Nie miałam jeszcze osobiście wątpliwej przyjemności rejestrować spółki  z o.o. w trybie s24, jednak zdania adwokatów i radców prawnych oraz wszystkich rozsądnych ludzi są zgodne: państwo obdarzyło nas kolejnym bublem prawnym, a konsekwencje na prędce sklejonego knota poniosą obywatele.
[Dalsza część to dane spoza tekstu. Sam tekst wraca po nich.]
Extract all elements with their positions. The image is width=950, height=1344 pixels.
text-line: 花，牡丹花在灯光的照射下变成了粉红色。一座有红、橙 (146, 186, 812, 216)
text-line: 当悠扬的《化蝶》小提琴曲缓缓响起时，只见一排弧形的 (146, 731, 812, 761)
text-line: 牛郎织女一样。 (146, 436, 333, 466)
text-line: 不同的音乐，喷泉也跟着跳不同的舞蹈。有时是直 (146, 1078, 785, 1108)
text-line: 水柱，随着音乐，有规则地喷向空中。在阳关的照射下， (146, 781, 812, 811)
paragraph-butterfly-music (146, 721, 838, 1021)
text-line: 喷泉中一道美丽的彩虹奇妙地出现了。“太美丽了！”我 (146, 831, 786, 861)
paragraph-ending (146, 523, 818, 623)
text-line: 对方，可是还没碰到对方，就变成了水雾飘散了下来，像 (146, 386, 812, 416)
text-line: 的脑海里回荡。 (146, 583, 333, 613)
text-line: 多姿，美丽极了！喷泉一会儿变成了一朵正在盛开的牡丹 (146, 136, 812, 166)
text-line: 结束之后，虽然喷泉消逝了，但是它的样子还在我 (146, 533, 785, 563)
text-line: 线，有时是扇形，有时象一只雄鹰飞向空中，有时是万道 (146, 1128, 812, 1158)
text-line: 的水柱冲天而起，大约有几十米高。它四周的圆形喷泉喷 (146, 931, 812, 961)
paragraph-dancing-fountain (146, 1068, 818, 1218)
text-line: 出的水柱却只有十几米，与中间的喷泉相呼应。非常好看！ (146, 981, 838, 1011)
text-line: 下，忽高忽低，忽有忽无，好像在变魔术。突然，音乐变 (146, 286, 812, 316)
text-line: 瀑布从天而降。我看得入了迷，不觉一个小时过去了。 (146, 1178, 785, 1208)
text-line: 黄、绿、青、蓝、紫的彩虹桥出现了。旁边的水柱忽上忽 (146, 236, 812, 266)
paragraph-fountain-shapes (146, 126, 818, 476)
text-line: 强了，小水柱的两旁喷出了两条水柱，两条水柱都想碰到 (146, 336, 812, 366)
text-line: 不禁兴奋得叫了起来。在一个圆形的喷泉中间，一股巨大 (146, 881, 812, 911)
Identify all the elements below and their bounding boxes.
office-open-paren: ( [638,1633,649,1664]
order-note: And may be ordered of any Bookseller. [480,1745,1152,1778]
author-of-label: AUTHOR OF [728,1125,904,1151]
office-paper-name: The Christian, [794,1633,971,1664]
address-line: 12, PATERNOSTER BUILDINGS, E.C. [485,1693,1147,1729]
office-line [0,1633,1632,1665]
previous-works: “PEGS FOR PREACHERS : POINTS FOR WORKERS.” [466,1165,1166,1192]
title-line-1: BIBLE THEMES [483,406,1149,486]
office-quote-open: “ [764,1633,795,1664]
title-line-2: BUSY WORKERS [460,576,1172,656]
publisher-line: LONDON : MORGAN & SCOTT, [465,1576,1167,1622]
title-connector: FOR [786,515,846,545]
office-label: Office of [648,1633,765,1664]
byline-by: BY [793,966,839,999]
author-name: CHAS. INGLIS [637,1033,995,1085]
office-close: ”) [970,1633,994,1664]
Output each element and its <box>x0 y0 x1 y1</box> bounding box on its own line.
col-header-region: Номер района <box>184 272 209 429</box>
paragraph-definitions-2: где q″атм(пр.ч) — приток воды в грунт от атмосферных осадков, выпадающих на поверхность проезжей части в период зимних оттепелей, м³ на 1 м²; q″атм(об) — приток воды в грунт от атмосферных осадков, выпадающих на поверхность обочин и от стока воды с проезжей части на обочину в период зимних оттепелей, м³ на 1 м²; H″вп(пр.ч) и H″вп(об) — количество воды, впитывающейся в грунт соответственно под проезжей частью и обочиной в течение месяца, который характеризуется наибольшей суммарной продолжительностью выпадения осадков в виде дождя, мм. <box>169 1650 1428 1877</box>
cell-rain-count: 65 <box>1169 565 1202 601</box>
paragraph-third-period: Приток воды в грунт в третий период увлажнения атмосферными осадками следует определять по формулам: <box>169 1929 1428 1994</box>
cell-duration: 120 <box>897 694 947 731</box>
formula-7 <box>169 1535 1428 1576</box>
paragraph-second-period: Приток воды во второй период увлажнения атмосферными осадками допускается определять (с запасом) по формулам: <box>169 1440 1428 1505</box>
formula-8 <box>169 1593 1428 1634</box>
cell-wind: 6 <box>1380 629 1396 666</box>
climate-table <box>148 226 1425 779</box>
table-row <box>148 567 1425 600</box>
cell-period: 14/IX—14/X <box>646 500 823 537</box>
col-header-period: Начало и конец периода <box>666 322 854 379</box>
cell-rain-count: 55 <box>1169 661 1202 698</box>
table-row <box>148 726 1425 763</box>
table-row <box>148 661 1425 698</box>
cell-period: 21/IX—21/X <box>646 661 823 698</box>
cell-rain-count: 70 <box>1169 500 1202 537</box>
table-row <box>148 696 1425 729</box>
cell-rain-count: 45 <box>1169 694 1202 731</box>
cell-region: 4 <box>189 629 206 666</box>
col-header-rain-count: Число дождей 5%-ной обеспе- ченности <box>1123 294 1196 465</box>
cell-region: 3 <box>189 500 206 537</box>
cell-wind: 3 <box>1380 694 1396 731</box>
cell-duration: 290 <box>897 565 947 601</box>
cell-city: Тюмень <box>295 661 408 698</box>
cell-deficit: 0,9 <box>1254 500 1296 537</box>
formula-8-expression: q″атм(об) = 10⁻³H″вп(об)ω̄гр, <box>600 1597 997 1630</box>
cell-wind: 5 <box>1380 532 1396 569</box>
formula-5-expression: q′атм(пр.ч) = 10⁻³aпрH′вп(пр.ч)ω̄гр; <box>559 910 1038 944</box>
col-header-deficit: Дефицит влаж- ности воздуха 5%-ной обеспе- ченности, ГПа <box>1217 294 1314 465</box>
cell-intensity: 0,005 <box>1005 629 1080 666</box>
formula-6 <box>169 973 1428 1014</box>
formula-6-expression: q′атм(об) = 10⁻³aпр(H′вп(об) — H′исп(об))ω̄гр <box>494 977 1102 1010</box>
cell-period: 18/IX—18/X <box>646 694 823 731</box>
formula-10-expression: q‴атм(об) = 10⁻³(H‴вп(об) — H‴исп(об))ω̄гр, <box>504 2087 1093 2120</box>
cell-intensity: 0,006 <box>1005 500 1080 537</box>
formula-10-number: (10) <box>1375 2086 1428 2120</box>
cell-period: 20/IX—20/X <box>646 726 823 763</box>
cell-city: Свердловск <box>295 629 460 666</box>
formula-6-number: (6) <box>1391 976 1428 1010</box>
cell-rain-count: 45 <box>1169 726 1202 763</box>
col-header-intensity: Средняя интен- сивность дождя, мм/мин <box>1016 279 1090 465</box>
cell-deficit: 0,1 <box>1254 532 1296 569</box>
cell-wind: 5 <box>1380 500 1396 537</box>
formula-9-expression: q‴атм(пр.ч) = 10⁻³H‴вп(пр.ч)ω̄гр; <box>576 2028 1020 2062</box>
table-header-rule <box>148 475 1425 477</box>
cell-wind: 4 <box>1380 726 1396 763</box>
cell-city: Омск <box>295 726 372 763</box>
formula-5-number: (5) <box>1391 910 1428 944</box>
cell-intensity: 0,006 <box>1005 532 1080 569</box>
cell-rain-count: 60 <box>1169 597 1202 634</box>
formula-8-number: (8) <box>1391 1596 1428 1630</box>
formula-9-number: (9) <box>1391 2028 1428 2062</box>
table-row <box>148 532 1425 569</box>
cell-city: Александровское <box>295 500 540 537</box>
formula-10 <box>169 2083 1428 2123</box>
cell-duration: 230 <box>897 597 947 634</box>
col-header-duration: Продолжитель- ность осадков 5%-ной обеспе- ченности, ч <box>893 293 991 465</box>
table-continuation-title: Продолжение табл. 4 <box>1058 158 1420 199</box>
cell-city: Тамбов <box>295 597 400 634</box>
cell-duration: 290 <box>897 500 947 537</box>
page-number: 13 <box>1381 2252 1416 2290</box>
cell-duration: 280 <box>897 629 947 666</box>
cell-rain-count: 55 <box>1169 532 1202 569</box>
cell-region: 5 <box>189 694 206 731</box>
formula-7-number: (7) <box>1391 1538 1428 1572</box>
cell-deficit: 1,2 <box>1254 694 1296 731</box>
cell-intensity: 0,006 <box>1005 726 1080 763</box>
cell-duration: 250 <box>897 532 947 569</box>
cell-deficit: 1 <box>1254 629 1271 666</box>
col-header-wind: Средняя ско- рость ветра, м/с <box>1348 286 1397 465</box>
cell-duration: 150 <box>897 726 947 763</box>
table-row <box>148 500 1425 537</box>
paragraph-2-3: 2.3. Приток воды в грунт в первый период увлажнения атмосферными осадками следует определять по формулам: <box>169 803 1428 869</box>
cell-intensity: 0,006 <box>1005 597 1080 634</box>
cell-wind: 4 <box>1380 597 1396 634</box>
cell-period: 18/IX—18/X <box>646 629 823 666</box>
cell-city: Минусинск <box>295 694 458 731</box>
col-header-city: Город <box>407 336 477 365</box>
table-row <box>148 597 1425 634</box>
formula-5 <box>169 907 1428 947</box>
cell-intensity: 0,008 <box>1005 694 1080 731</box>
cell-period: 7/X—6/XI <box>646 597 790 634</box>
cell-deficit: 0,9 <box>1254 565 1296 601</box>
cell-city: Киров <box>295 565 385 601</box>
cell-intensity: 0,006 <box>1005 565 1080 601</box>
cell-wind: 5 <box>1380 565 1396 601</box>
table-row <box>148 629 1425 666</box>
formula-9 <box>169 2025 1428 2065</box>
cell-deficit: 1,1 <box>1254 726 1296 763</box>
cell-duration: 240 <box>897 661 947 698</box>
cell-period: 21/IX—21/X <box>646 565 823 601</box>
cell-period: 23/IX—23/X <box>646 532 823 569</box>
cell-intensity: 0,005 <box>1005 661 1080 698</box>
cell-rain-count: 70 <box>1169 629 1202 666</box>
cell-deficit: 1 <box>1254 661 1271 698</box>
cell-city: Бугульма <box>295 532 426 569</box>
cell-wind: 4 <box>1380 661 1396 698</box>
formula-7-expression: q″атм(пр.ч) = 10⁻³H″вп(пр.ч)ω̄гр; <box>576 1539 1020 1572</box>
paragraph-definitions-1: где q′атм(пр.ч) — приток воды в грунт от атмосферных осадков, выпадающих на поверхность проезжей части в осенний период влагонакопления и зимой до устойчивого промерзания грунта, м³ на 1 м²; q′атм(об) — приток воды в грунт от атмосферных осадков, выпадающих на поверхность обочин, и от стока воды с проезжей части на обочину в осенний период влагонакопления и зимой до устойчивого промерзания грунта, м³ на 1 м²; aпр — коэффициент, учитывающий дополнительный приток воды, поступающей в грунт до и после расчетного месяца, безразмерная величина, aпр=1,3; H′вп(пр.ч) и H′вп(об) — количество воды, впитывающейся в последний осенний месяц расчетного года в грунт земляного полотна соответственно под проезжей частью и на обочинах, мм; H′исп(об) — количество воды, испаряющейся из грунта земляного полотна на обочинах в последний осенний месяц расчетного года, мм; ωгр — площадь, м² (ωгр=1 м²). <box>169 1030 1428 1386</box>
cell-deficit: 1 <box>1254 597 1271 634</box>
Rejestracja dokonuje się z całkowitym pominięciem notariusza, co pozwala na wszelkie naduzycia. Zawierając umowę z „jeszcze gorącą” spółką zarejestrowaną elektronicznie w zasadzie musimy wierzyć na słowo, iż osoby z którymi pertraktujemy są wspólnikami lub są w zarządzie, bowiem wzory podpisów, oświadczenia o pokryciu kapitału zakładowego i listy wspólników będą składane dopiero po wydaniu przez Sąd orzeczenia o rejestracji. Sąd na wydanie takiego orzeczenia ma 24 godziny. Powoduje to, iż rozpatrywanie wniosków elektronicznych nastąpi ze szkodą dla tradycyjnych. Podobnie nie wiadomo czy w tym czasie właściwe urzędy objete „1 okienkiem” wyrobią się z NIP i REGON. w konsekwencji  kompleksowa rejestracja może wciąż trwać około 30 dni, ponieważ pozostałe etapy procesu rejestracji nie ulegają zmianie. Proces rejestracji spółki z o.o. nie kończy się bowiem z momentem wydania postanowienia przez KRS. Wnioskodawca musi nadto złożyć również zgłoszenia przynajmniej do: urzędu statystycznego, urzędu skarbowego oraz ZUS – gdzie rejestracja trwa również wiele dni. Obecnie najdłużej czeka się np. na wydanie zaświadczenia o REGON. Okres ten wynosi od 30 dni do nawet 3 m-cy.

Ponieważ do wniosku o rejestracje w s24 nie trzeba dołanczać oświadczenia o pokryciu kapitału zakładowego – nie można takze pociagnąć zarządu do odpowiedzialnosci za brak takiego pokrycia. Dzieje sie tak, ponieważ aby pociagnięcie do odpowiedzialnosci było  możliwe zarząd musi najpierw złożyć takie oświadczenie. A przecież w przypadku spółki s24 nie jest to warunek jej zarejestrowania. Nie będzie więc można pociągnąć zarządu do odpowiedzialności, jeśli takiego oświadczenia w ogóle nie złożył. I tu koło się zamyka.

Przyspieszymy rejestracje, ale także zrodzimy pewne zagrozenia dla pewnosci obrotu prawnego, zwłaszcza, iż w naszym kraju spółki z o.o. są bardzo popularne.